Ellie shoots Daniel a look. Daniel looks puzzled back at her, mouthing “What?” Neeson grins.
“I don’t know that I can drill down to the level of detail that will satisfy Daniel.” Neeson side-eyes him. “The car I hired to take me to the airport is coming and, besides, I haven’t done any meaningful verification in years. All I do is oversee the folks who conducted the audit that found the bug.

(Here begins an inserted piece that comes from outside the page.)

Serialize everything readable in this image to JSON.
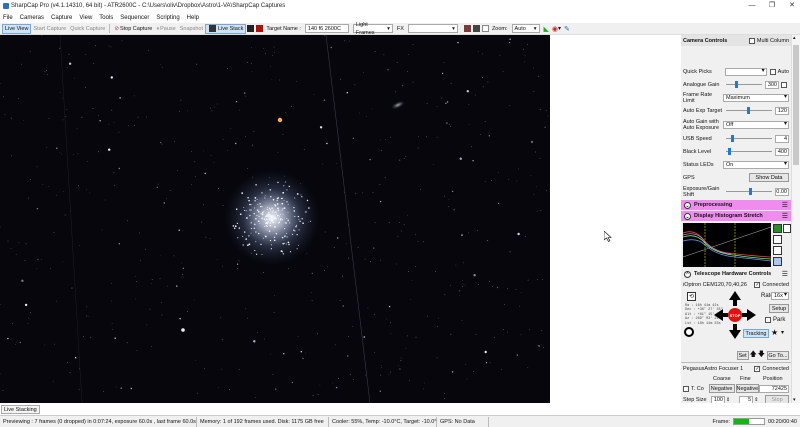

What would a manager know?”
The way Neeson stresses the word “manager” makes it a bullet. Not one, however, aimed at Ellie. Despite looking at her, he’s obviously resuming some protracted conversation he’s been having with Daniel. Knowing Daniel, Ellie would guess that Neeson has been having that conversation mostly with himself. Either way, if the bullet hit its mark, Daniel doesn’t seem to notice.
“Daniel will survive.” Ellie doesn’t roll her eyes, no matter how much she wants to.
Daniel, to his credit, stays silent. He’s still hunched forward but a vague if genial smile rests comfortably on his face. Then again, rising to the bait would require Daniel to realize he’s being baited in the first place. Ellie isn’t sure whether he’s being magnanimous or oblivious.
“There’s nothing about this bug that hasn’t been part of how the skunkworks operates for over a century,” Neeson says simply.
“Pretend I’ve only ever been in the skunkworks once.” Ellie is not above underplaying her experience.